Bone marrow stromal cells protect and repair damaged neurons through multiple mechanisms.

A surprising shortage of information surrounds the mechanism by which bone marrow stromal cells (BMSC) restore lost neurologic functions when transplanted into the damaged central nervous system. To clarify the issue, the BMSC were cocultured with the neurons using two paradigms: the cell-mixing coculture technique and three-dimensional coculture technique. The green fluorescent protein (GFP)-expressing BMSC were cocultured with the PKH-26-labelled neurons, using cell mixing coculture technique.
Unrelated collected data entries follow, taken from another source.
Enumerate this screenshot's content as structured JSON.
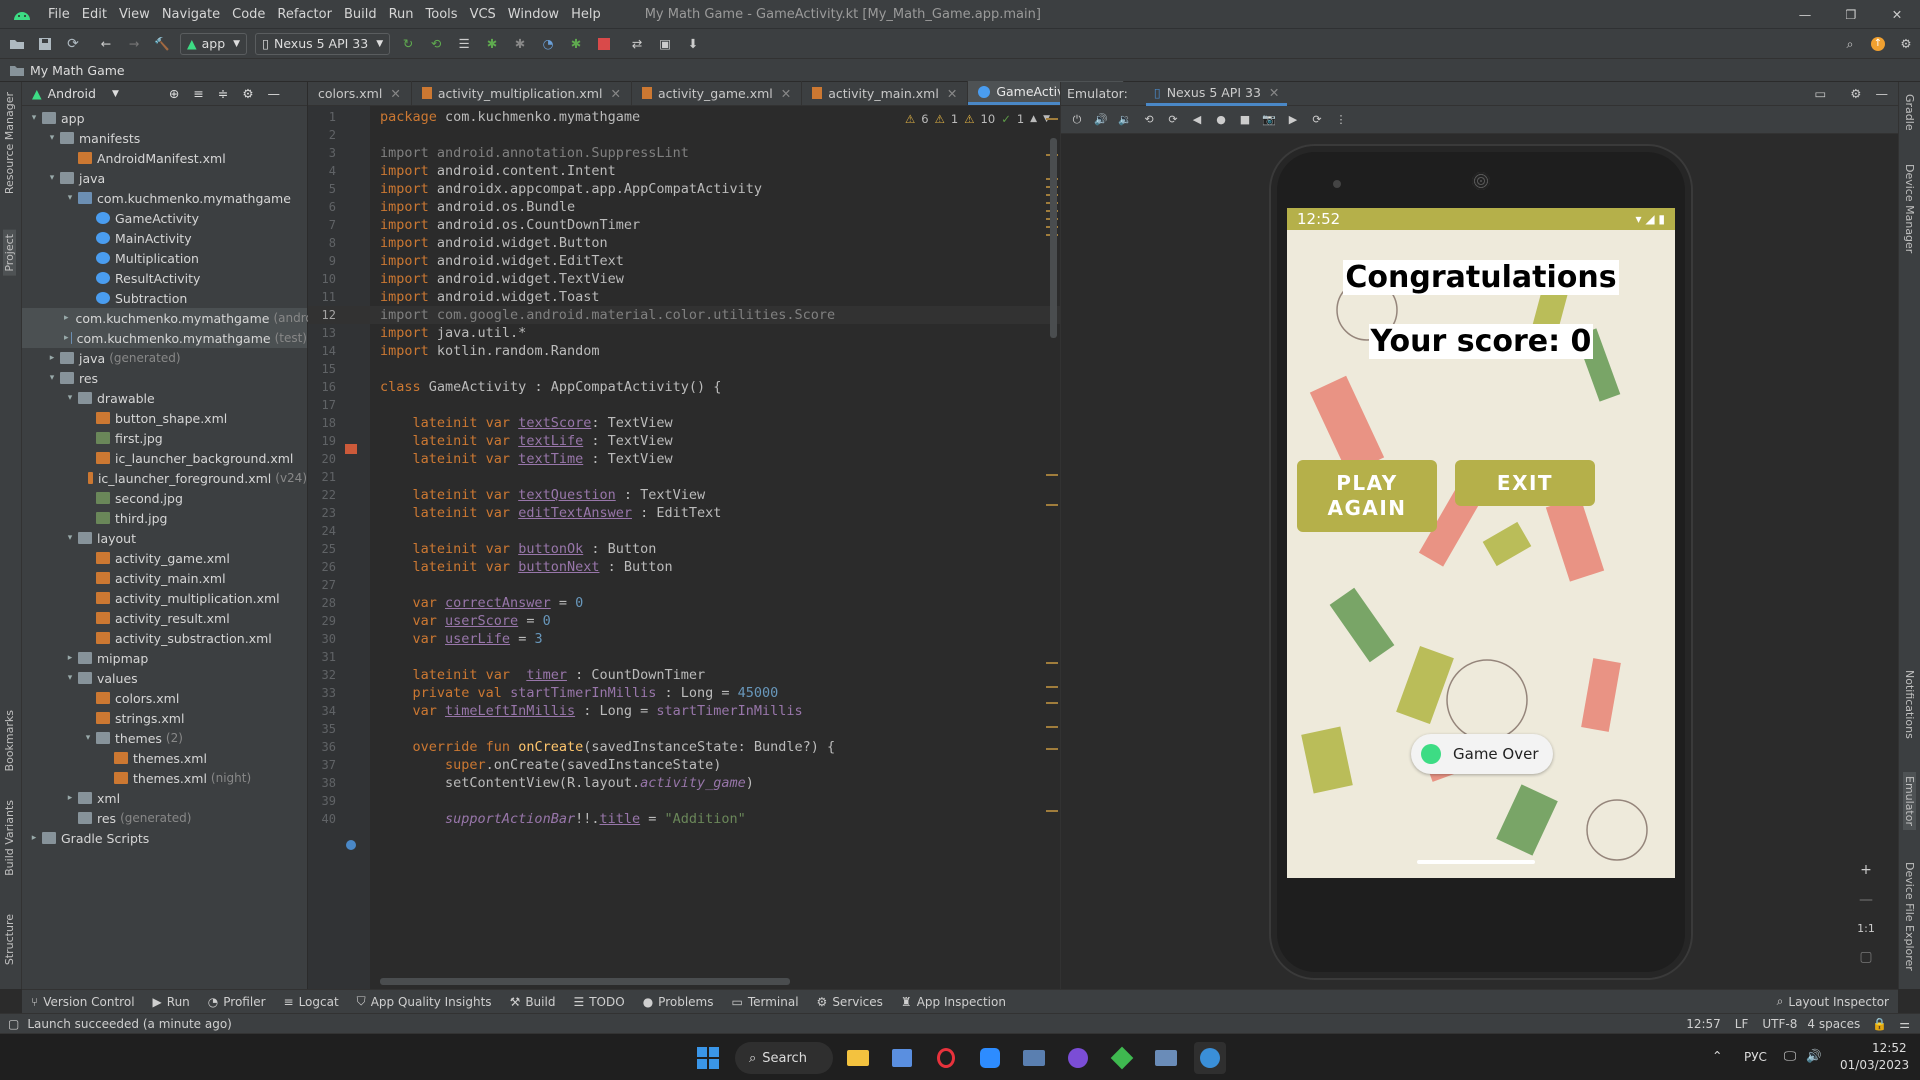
{
  "menubar": {
    "items": [
      "File",
      "Edit",
      "View",
      "Navigate",
      "Code",
      "Refactor",
      "Build",
      "Run",
      "Tools",
      "VCS",
      "Window",
      "Help"
    ],
    "window_title": "My Math Game - GameActivity.kt [My_Math_Game.app.main]"
  },
  "toolbar": {
    "run_config": "app",
    "device": "Nexus 5 API 33"
  },
  "navbar": {
    "breadcrumb": "My Math Game"
  },
  "left_strip": {
    "resource_manager": "Resource Manager",
    "project": "Project",
    "bookmarks": "Bookmarks",
    "build_variants": "Build Variants",
    "structure": "Structure"
  },
  "right_strip": {
    "gradle": "Gradle",
    "device_manager": "Device Manager",
    "notifications": "Notifications",
    "emulator": "Emulator",
    "device_file_explorer": "Device File Explorer"
  },
  "project": {
    "view_label": "Android",
    "tree": [
      {
        "label": "app",
        "indent": 0,
        "arrow": "▾",
        "icon": "fold"
      },
      {
        "label": "manifests",
        "indent": 1,
        "arrow": "▾",
        "icon": "fold"
      },
      {
        "label": "AndroidManifest.xml",
        "indent": 2,
        "arrow": "",
        "icon": "xmlf"
      },
      {
        "label": "java",
        "indent": 1,
        "arrow": "▾",
        "icon": "fold"
      },
      {
        "label": "com.kuchmenko.mymathgame",
        "indent": 2,
        "arrow": "▾",
        "icon": "pkg"
      },
      {
        "label": "GameActivity",
        "indent": 3,
        "arrow": "",
        "icon": "kt"
      },
      {
        "label": "MainActivity",
        "indent": 3,
        "arrow": "",
        "icon": "kt"
      },
      {
        "label": "Multiplication",
        "indent": 3,
        "arrow": "",
        "icon": "kt"
      },
      {
        "label": "ResultActivity",
        "indent": 3,
        "arrow": "",
        "icon": "kt"
      },
      {
        "label": "Subtraction",
        "indent": 3,
        "arrow": "",
        "icon": "kt"
      },
      {
        "label": "com.kuchmenko.mymathgame",
        "dim": "(andro",
        "indent": 2,
        "arrow": "▸",
        "icon": "pkg",
        "sel": true
      },
      {
        "label": "com.kuchmenko.mymathgame",
        "dim": "(test)",
        "indent": 2,
        "arrow": "▸",
        "icon": "pkg",
        "sel": true
      },
      {
        "label": "java",
        "dim": "(generated)",
        "indent": 1,
        "arrow": "▸",
        "icon": "fold"
      },
      {
        "label": "res",
        "indent": 1,
        "arrow": "▾",
        "icon": "fold"
      },
      {
        "label": "drawable",
        "indent": 2,
        "arrow": "▾",
        "icon": "fold"
      },
      {
        "label": "button_shape.xml",
        "indent": 3,
        "arrow": "",
        "icon": "xmlf"
      },
      {
        "label": "first.jpg",
        "indent": 3,
        "arrow": "",
        "icon": "img"
      },
      {
        "label": "ic_launcher_background.xml",
        "indent": 3,
        "arrow": "",
        "icon": "xmlf"
      },
      {
        "label": "ic_launcher_foreground.xml",
        "dim": "(v24)",
        "indent": 3,
        "arrow": "",
        "icon": "xmlf"
      },
      {
        "label": "second.jpg",
        "indent": 3,
        "arrow": "",
        "icon": "img"
      },
      {
        "label": "third.jpg",
        "indent": 3,
        "arrow": "",
        "icon": "img"
      },
      {
        "label": "layout",
        "indent": 2,
        "arrow": "▾",
        "icon": "fold"
      },
      {
        "label": "activity_game.xml",
        "indent": 3,
        "arrow": "",
        "icon": "xmlf"
      },
      {
        "label": "activity_main.xml",
        "indent": 3,
        "arrow": "",
        "icon": "xmlf"
      },
      {
        "label": "activity_multiplication.xml",
        "indent": 3,
        "arrow": "",
        "icon": "xmlf"
      },
      {
        "label": "activity_result.xml",
        "indent": 3,
        "arrow": "",
        "icon": "xmlf"
      },
      {
        "label": "activity_substraction.xml",
        "indent": 3,
        "arrow": "",
        "icon": "xmlf"
      },
      {
        "label": "mipmap",
        "indent": 2,
        "arrow": "▸",
        "icon": "fold"
      },
      {
        "label": "values",
        "indent": 2,
        "arrow": "▾",
        "icon": "fold"
      },
      {
        "label": "colors.xml",
        "indent": 3,
        "arrow": "",
        "icon": "xmlf"
      },
      {
        "label": "strings.xml",
        "indent": 3,
        "arrow": "",
        "icon": "xmlf"
      },
      {
        "label": "themes",
        "dim": "(2)",
        "indent": 3,
        "arrow": "▾",
        "icon": "fold"
      },
      {
        "label": "themes.xml",
        "indent": 4,
        "arrow": "",
        "icon": "xmlf"
      },
      {
        "label": "themes.xml",
        "dim": "(night)",
        "indent": 4,
        "arrow": "",
        "icon": "xmlf"
      },
      {
        "label": "xml",
        "indent": 2,
        "arrow": "▸",
        "icon": "fold"
      },
      {
        "label": "res",
        "dim": "(generated)",
        "indent": 2,
        "arrow": "",
        "icon": "fold"
      },
      {
        "label": "Gradle Scripts",
        "indent": 0,
        "arrow": "▸",
        "icon": "fold"
      }
    ]
  },
  "editor": {
    "tabs": [
      {
        "label": "colors.xml",
        "active": false
      },
      {
        "label": "activity_multiplication.xml",
        "active": false
      },
      {
        "label": "activity_game.xml",
        "active": false
      },
      {
        "label": "activity_main.xml",
        "active": false
      },
      {
        "label": "GameActivity.kt",
        "active": true
      }
    ],
    "inspections": {
      "warn_a": "6",
      "warn_b": "1",
      "weak": "10",
      "typo": "1"
    },
    "current_line": 12,
    "lines": [
      [
        [
          "kw",
          "package "
        ],
        [
          "",
          "com.kuchmenko.mymathgame"
        ]
      ],
      [],
      [
        [
          "grey",
          "import android.annotation.SuppressLint"
        ]
      ],
      [
        [
          "kw",
          "import "
        ],
        [
          "",
          "android.content.Intent"
        ]
      ],
      [
        [
          "kw",
          "import "
        ],
        [
          "",
          "androidx.appcompat.app.AppCompatActivity"
        ]
      ],
      [
        [
          "kw",
          "import "
        ],
        [
          "",
          "android.os.Bundle"
        ]
      ],
      [
        [
          "kw",
          "import "
        ],
        [
          "",
          "android.os.CountDownTimer"
        ]
      ],
      [
        [
          "kw",
          "import "
        ],
        [
          "",
          "android.widget.Button"
        ]
      ],
      [
        [
          "kw",
          "import "
        ],
        [
          "",
          "android.widget.EditText"
        ]
      ],
      [
        [
          "kw",
          "import "
        ],
        [
          "",
          "android.widget.TextView"
        ]
      ],
      [
        [
          "kw",
          "import "
        ],
        [
          "",
          "android.widget.Toast"
        ]
      ],
      [
        [
          "grey",
          "import com.google.android.material.color.utilities.Score"
        ]
      ],
      [
        [
          "kw",
          "import "
        ],
        [
          "",
          "java.util.*"
        ]
      ],
      [
        [
          "kw",
          "import "
        ],
        [
          "",
          "kotlin.random.Random"
        ]
      ],
      [],
      [
        [
          "kw",
          "class "
        ],
        [
          "",
          "GameActivity : AppCompatActivity() {"
        ]
      ],
      [],
      [
        [
          "",
          "    "
        ],
        [
          "kw",
          "lateinit var "
        ],
        [
          "prop under",
          "textScore"
        ],
        [
          "",
          ": TextView"
        ]
      ],
      [
        [
          "",
          "    "
        ],
        [
          "kw",
          "lateinit var "
        ],
        [
          "prop under",
          "textLife"
        ],
        [
          "",
          " : TextView"
        ]
      ],
      [
        [
          "",
          "    "
        ],
        [
          "kw",
          "lateinit var "
        ],
        [
          "prop under",
          "textTime"
        ],
        [
          "",
          " : TextView"
        ]
      ],
      [],
      [
        [
          "",
          "    "
        ],
        [
          "kw",
          "lateinit var "
        ],
        [
          "prop under",
          "textQuestion"
        ],
        [
          "",
          " : TextView"
        ]
      ],
      [
        [
          "",
          "    "
        ],
        [
          "kw",
          "lateinit var "
        ],
        [
          "prop under",
          "editTextAnswer"
        ],
        [
          "",
          " : EditText"
        ]
      ],
      [],
      [
        [
          "",
          "    "
        ],
        [
          "kw",
          "lateinit var "
        ],
        [
          "prop under",
          "buttonOk"
        ],
        [
          "",
          " : Button"
        ]
      ],
      [
        [
          "",
          "    "
        ],
        [
          "kw",
          "lateinit var "
        ],
        [
          "prop under",
          "buttonNext"
        ],
        [
          "",
          " : Button"
        ]
      ],
      [],
      [
        [
          "",
          "    "
        ],
        [
          "kw",
          "var "
        ],
        [
          "prop under",
          "correctAnswer"
        ],
        [
          "",
          " = "
        ],
        [
          "num",
          "0"
        ]
      ],
      [
        [
          "",
          "    "
        ],
        [
          "kw",
          "var "
        ],
        [
          "prop under",
          "userScore"
        ],
        [
          "",
          " = "
        ],
        [
          "num",
          "0"
        ]
      ],
      [
        [
          "",
          "    "
        ],
        [
          "kw",
          "var "
        ],
        [
          "prop under",
          "userLife"
        ],
        [
          "",
          " = "
        ],
        [
          "num",
          "3"
        ]
      ],
      [],
      [
        [
          "",
          "    "
        ],
        [
          "kw",
          "lateinit var  "
        ],
        [
          "prop under",
          "timer"
        ],
        [
          "",
          " : CountDownTimer"
        ]
      ],
      [
        [
          "",
          "    "
        ],
        [
          "kw",
          "private val "
        ],
        [
          "prop",
          "startTimerInMillis"
        ],
        [
          "",
          " : Long = "
        ],
        [
          "num",
          "45000"
        ]
      ],
      [
        [
          "",
          "    "
        ],
        [
          "kw",
          "var "
        ],
        [
          "prop under",
          "timeLeftInMillis"
        ],
        [
          "",
          " : Long = "
        ],
        [
          "prop",
          "startTimerInMillis"
        ]
      ],
      [],
      [
        [
          "",
          "    "
        ],
        [
          "kw",
          "override fun "
        ],
        [
          "fn",
          "onCreate"
        ],
        [
          "",
          "(savedInstanceState: Bundle?) {"
        ]
      ],
      [
        [
          "",
          "        "
        ],
        [
          "kw",
          "super"
        ],
        [
          "",
          ".onCreate(savedInstanceState)"
        ]
      ],
      [
        [
          "",
          "        "
        ],
        [
          "",
          "setContentView(R.layout."
        ],
        [
          "prop ital",
          "activity_game"
        ],
        [
          "",
          ")"
        ]
      ],
      [],
      [
        [
          "",
          "        "
        ],
        [
          "prop ital",
          "supportActionBar"
        ],
        [
          "",
          "!!."
        ],
        [
          "prop under",
          "title"
        ],
        [
          "",
          " = "
        ],
        [
          "str",
          "\"Addition\""
        ]
      ]
    ]
  },
  "emulator": {
    "header_label": "Emulator:",
    "device_tab": "Nexus 5 API 33",
    "phone": {
      "time": "12:52",
      "title": "Congratulations",
      "score": "Your score: 0",
      "play_again": "PLAY AGAIN",
      "exit": "EXIT",
      "toast": "Game Over"
    },
    "zoom_ratio": "1:1"
  },
  "toolwindows": [
    "Version Control",
    "Run",
    "Profiler",
    "Logcat",
    "App Quality Insights",
    "Build",
    "TODO",
    "Problems",
    "Terminal",
    "Services",
    "App Inspection"
  ],
  "layout_inspector": "Layout Inspector",
  "statusbar": {
    "message": "Launch succeeded (a minute ago)",
    "position": "12:57",
    "line_sep": "LF",
    "encoding": "UTF-8",
    "indent": "4 spaces"
  },
  "taskbar": {
    "search": "Search",
    "lang": "РУС",
    "time": "12:52",
    "date": "01/03/2023"
  },
  "colors": {
    "accent": "#4a88c7",
    "phone_olive": "#b5b04a"
  }
}
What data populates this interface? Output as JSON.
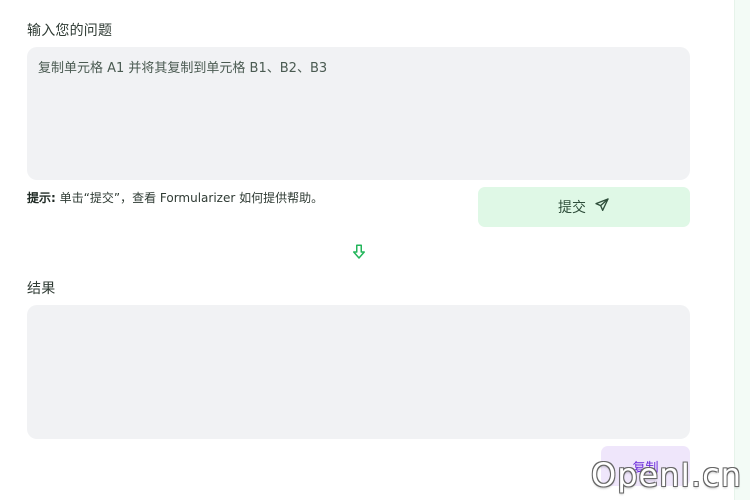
{
  "question": {
    "label": "输入您的问题",
    "text": "复制单元格 A1 并将其复制到单元格 B1、B2、B3"
  },
  "hint": {
    "title": "提示:",
    "text": "单击“提交”，查看 Formularizer 如何提供帮助。"
  },
  "submit_button": {
    "label": "提交",
    "icon": "paper-plane-icon"
  },
  "divider_icon": "arrow-down-icon",
  "result": {
    "label": "结果",
    "text": ""
  },
  "copy_button": {
    "label": "复制"
  },
  "watermark": "OpenI.cn",
  "colors": {
    "submit_bg": "#dff8e6",
    "copy_bg": "#efe6fb",
    "copy_text": "#6b2bd9",
    "accent_green": "#22b55a",
    "field_bg": "#f1f2f4"
  }
}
GFP-positive, PKH-26-negative cells morphologically simulated the neurons and significantly increased the expression of MAP-2, Tuj-1, nestin, and GFAP. GFP/nestin-positive, PKH-26-negative cells increased from 13.6% +/- 6.7% to 32.1% +/- 15.5% over 7 days of coculture. They further enhanced Tuj-1 expression when cocultured with neurons exposed to 100 microM of glutamate for 10 min. About 20-30% of GFP-positive cells became positive for PKH-26 through coculture with the neurons, but the doubly positive cells did not increase when cocultured with glutamate-exposed neurons. Alternatively, the BMSC significantly ameliorated glutamate-induced neuronal damage when cocultured with the three-dimensional coculture technique. The protective effect was more prominent when coculture was started prior to glutamate exposure than when coculture was started just after glutamate exposure. ELISA analysis revealed that the BMSC physiologically produce NGF, BDNF, SDF-1alpha, HGF, TGFbeta-1, and IGF-1 and significantly enhanced the production of NGF and BDNF when cocultured with glutamate-exposed neurons. These findings strongly suggest that the BMSC may protect and repair the damaged neurons through multiple mechanisms, including transdifferentiation, cell fusion, and production of growth factors.